= Murdoch Mackay =

Canadian politician (1884–1962)

Murdoch Mackay (April 30, 1884 – December 18, 1962) was a Manitoba politician. He led the Manitoba Liberal Party from 1931 to 1932, and brought the party into an alliance with John Bracken's Progressives.

== Biography ==
Mackay was born on Boularderie Island, Nova Scotia, the son of John Mackay and Anna MacAulay. He subsequently moved to Manitoba, and was elected to the provincial legislature in the general election of 1927. A Liberal, Mackay defeated Progressive incumbent Clifford Barclay by 18 votes in the riding of Springfield.

The provincial Liberals fared poorly in this election, winning only seven seats in a 55-member legislature. Party leader Hugh Robson stepped down in 1930. After a brief period in which James Breakey led the parliamentary caucus, Mackay was chosen over Fred C. Hamilton as party leader in 1931.

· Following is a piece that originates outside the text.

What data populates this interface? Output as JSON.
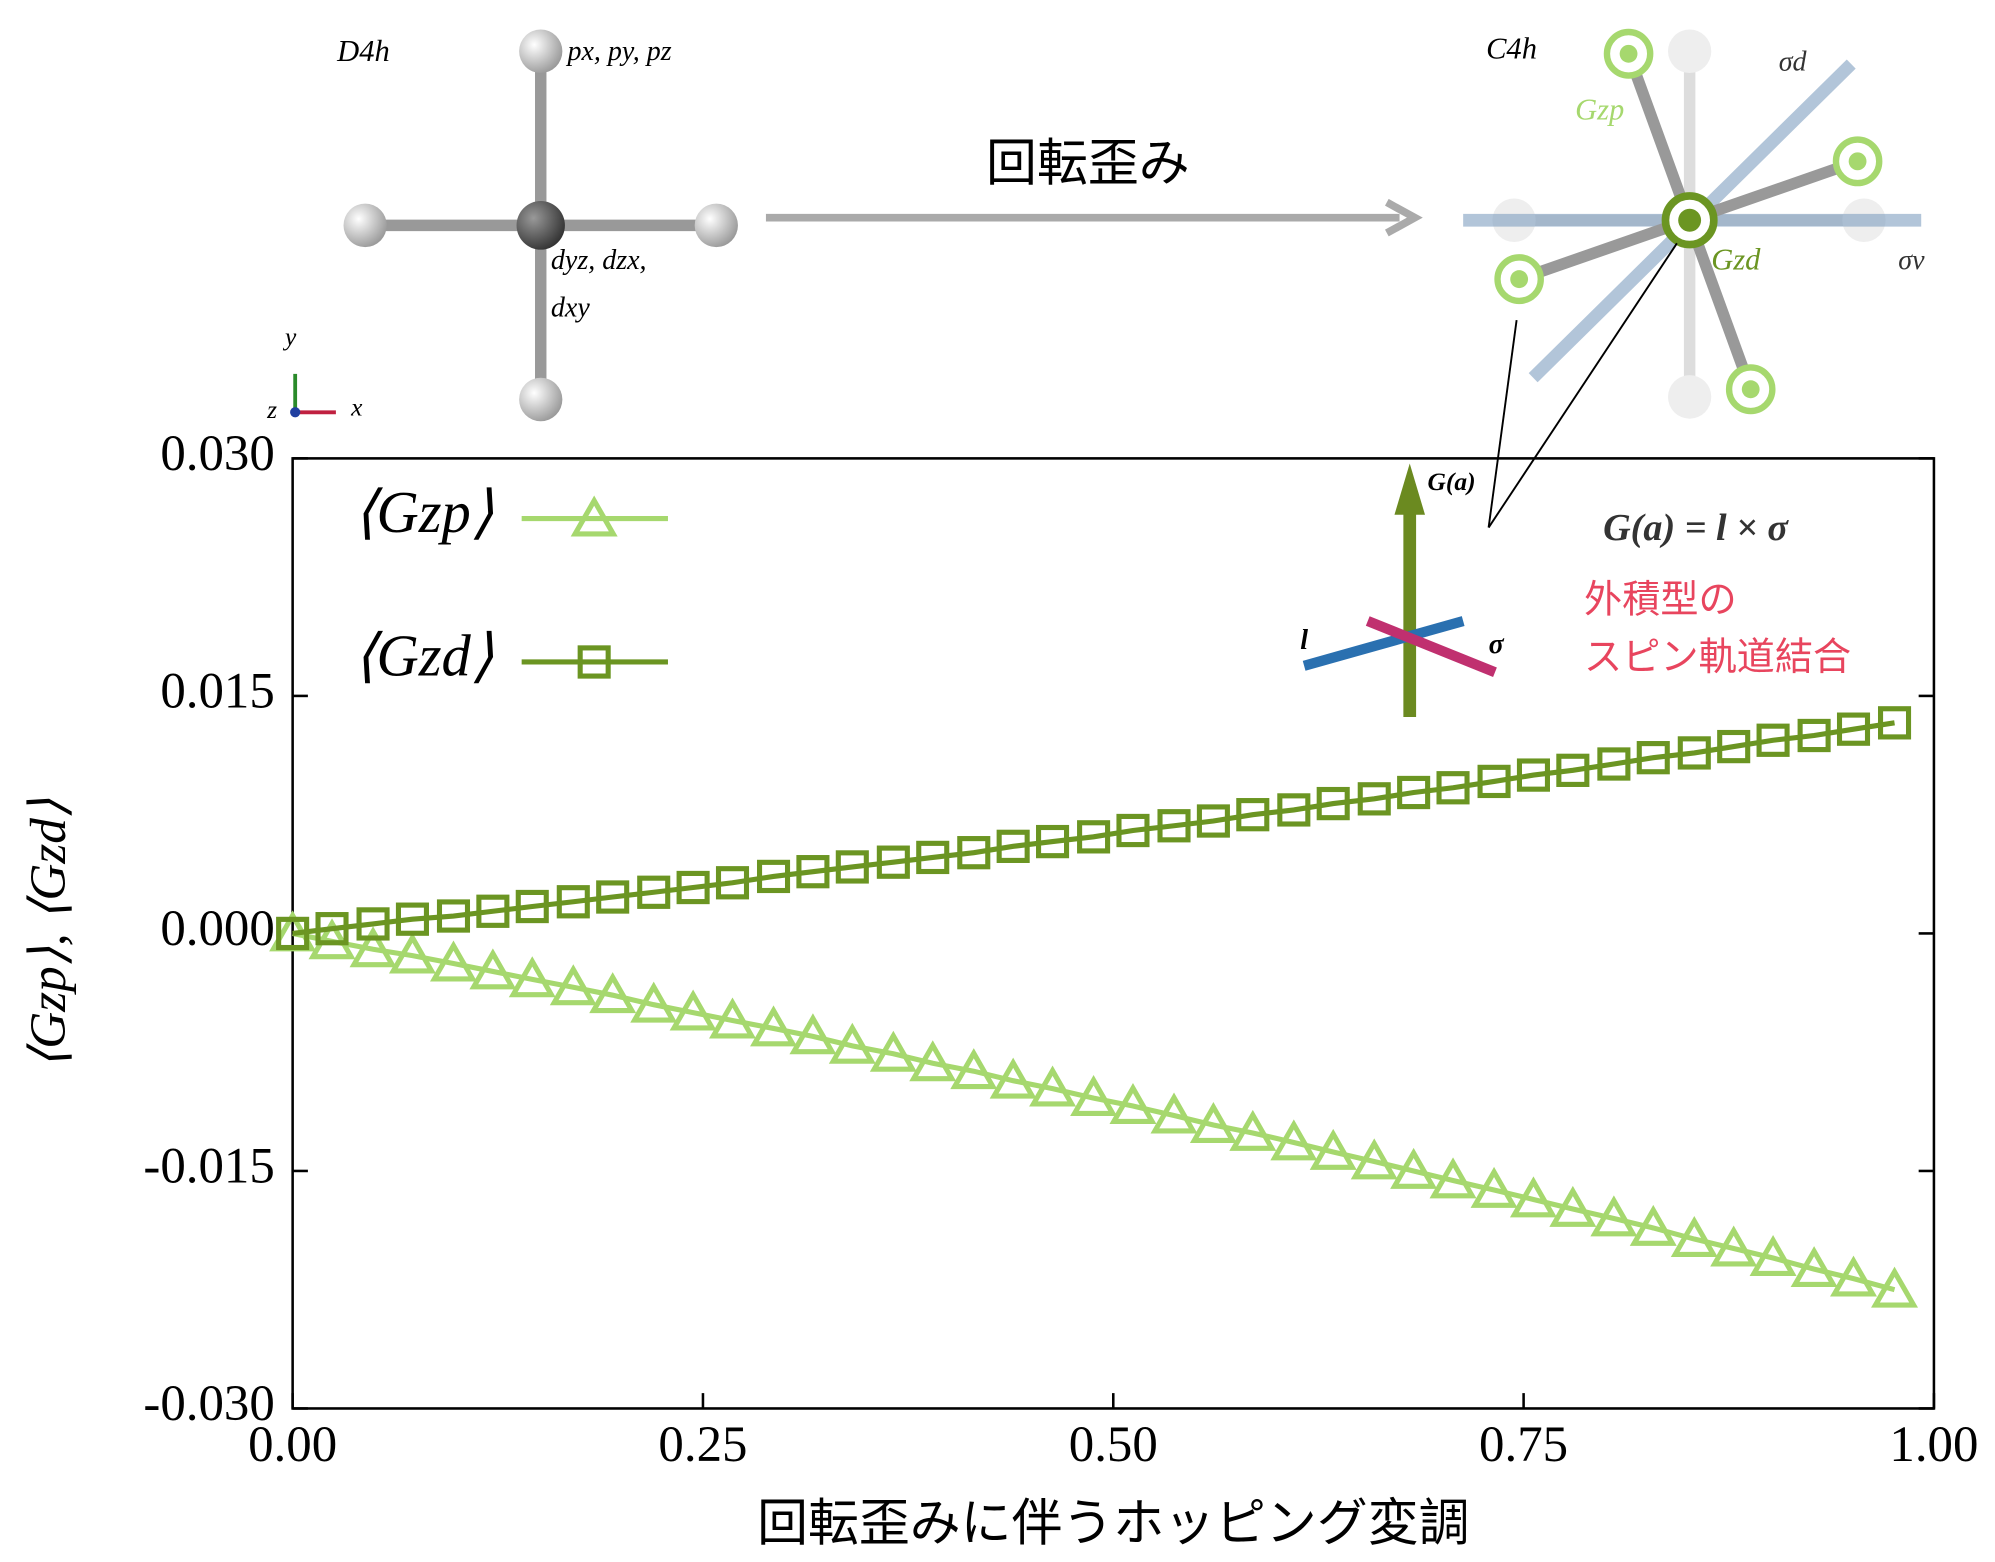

MacKay brought the Manitoba Liberals into an alliance with the governing Progressives in 1932. By this time, the Liberals and Progressives of Manitoba were already co-operating at the federal level; national Liberal leader William Lyon Mackenzie King wanted the same alliance at the provincial level to prevent a Conservative victory in the next election. The Liberals joined the government in early 1932, and two members of the party were brought into cabinet. Mackay himself was made a Minister without Portfolio on May 27, 1932.

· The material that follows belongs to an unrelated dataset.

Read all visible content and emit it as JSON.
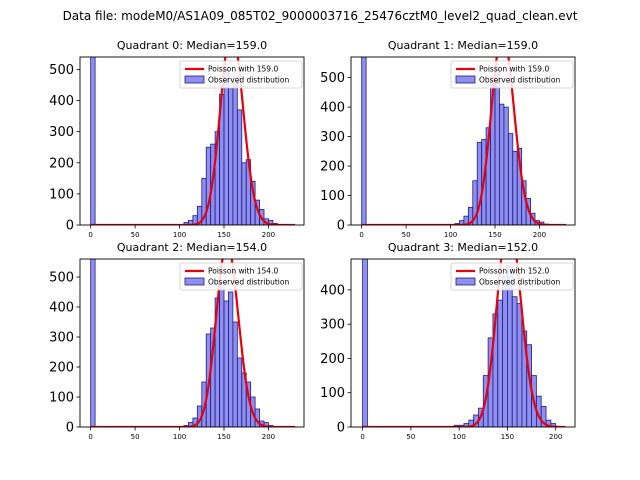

His term in office was brief. The united "Liberal-Progressives" easily defeated the Conservatives in the election, but Mackay was defeated by Barclay (now running as an "Independent Farmer-Labour" candidate) in Springfield. He resigned from cabinet, and left provincial politics. Mackay attempted a comeback in 1945, but lost to CCF candidate George Olive by over one thousand votes.

As well as being a politician, MacKay was known by many as a prominent local physician in the town of Transcona, with a reputation for kindness and a great sense of humour. He graduated from Manitoba Medical School in 1916 and married Ruby Gowland the following year. They had four daughters who all graduated from the University of Manitoba. Throughout his career, MacKay was well known for his compassion - accepting food from patients that could not afford to pay upfront. He remains a community hero and his commitment to the Transcona area was honoured in his 2005 nomination as "The Greatest Transconian".

MacKay died at St. Boniface Hospital on December 18, 1962, and was buried at Transcona Cemetery.

MacKay had a great love of learning and, as such, Murdoch MacKay Collegiate, a high school in Winnipeg, was named in his honour in 1964.